Most Americans won’t have heard of Luther Strange, though that might be about to change. Next week the Alabaman ascends to the top of what by that point could be one of the most consequential GOP organizations in the country. That would be the Republican Attorneys General Association, the umbrella group for the states’ conservative prosecutors—and a new force to reckon with in American politics. Attorney general races don’t get much national attention, but these days they should. Under a Hillary Clinton presidency in particular, Republican AGs may prove the most effective check on both an overweening federal government and growing abuses by liberal prosecutors. “Health care, immigration, climate regulations—the AGs are acting as a last line of defense, but also in an agenda-setting capacity,” Mr. Strange told me at a recent meeting in Washington, D.C. “And we’ll be in an even stronger position to do this after Election Day.” His words are a nod to the extraordinary transformation Republican AGs have undergone in the era of Barack Obama. Not many years ago, those AGs had little to do with each other and were focused on policing occasional state crime. But the combination of the president’s growing federal overreach, and a new generation of activist, conservative law dogs, has inspired a powerful and cohesive new AG movement.

Republicans currently hold 27 AG seats, and they are likely to emerge from Tuesday with more.

In North Carolina, state Sen. Buck Newton is in a tight race against Democrat Josh Stein, in a contest that may hinge on the upticket re-election fortunes of Donald Trump and Gov. Pat McCrory. Republicans are also feeling more confident they’ll hold on to West Virginia, where rebel AG Patrick Morrisey.

They’ll need that strength, particularly under a Clinton presidency. With Republicans near certain to hold the House, and potentially the Senate, Mrs. Clinton will undoubtedly build on Mr. Obama’s extralegal habit of ruling via executive order or regulation. The GOP AGs will be the primary way for conservatives to challenge those edicts, in court. Under a Trump presidency, they will be an invaluable tool in dismantling some of the Obama federal behemoth. That job gets tougher, obviously, if Mrs. Clinton gets to pick a Supreme Court justice to replace Antonin Scalia, as well as to pack appeals courts with liberal nominees. A liberal judiciary likely robs the country of any legal recourse against lawless federal governance.
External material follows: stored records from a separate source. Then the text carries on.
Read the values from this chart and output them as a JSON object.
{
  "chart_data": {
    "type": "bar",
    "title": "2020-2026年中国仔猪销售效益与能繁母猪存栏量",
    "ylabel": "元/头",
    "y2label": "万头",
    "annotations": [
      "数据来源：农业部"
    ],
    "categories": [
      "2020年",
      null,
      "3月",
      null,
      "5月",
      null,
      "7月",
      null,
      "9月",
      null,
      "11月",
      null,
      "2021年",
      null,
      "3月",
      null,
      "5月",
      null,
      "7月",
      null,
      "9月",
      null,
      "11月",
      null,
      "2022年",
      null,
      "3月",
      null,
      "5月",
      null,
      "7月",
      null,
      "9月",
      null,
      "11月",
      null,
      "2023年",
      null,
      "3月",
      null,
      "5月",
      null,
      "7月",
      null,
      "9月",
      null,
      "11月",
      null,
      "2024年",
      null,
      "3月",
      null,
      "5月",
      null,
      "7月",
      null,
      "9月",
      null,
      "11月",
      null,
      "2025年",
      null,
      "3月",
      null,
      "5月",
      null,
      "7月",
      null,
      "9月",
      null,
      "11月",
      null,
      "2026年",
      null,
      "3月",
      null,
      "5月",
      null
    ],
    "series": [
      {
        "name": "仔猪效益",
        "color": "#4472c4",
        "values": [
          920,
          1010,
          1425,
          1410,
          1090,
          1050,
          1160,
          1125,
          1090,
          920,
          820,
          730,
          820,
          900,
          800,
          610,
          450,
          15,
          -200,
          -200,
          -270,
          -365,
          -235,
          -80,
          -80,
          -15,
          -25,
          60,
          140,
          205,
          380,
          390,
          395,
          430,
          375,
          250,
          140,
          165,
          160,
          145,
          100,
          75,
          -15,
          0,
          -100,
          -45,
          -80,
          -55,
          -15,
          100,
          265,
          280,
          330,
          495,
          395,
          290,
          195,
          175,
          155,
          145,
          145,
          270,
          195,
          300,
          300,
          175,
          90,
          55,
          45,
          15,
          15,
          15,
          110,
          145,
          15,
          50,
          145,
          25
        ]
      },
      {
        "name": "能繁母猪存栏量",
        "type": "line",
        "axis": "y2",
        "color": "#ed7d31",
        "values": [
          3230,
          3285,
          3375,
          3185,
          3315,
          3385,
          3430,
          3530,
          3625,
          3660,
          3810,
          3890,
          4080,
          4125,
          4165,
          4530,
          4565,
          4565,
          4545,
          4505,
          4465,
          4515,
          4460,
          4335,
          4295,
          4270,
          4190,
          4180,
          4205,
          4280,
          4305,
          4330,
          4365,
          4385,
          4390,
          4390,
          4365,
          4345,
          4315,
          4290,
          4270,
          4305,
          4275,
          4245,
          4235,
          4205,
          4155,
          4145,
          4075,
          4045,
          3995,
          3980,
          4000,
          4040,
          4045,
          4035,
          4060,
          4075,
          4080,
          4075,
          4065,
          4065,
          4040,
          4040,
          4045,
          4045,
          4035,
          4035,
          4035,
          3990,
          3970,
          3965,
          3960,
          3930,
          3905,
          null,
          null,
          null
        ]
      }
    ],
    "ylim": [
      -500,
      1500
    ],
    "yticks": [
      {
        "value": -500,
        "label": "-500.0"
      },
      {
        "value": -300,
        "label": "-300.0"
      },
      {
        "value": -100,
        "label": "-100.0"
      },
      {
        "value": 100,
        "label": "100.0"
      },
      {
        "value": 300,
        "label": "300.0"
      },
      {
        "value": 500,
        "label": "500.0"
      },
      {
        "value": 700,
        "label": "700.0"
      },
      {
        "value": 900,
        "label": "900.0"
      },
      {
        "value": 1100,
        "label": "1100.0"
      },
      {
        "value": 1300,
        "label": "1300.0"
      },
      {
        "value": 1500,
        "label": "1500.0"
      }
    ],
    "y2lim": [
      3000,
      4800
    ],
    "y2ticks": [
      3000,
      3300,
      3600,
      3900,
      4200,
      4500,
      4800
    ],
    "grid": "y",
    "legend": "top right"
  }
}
A growing Republican AG force will also prove crucial in parrying a new era of liberal prosecutorial intimidation. Liberal state AGs are moving ever more toward bogus investigations and hardball tactics designed to strangle corporations and conservatives into settlements or silence. Mr. Strange has himself most recently been leading a coalition of colleagues in pushing back against a group of liberal AGs engaged in a witch hunt against Exxon Mobil and conservative think tanks over climate science. Trump or Clinton, we still don’t know. What we do know is that an army of Republican legal fighters is standing by, ready to ride herd on the next Oval Office.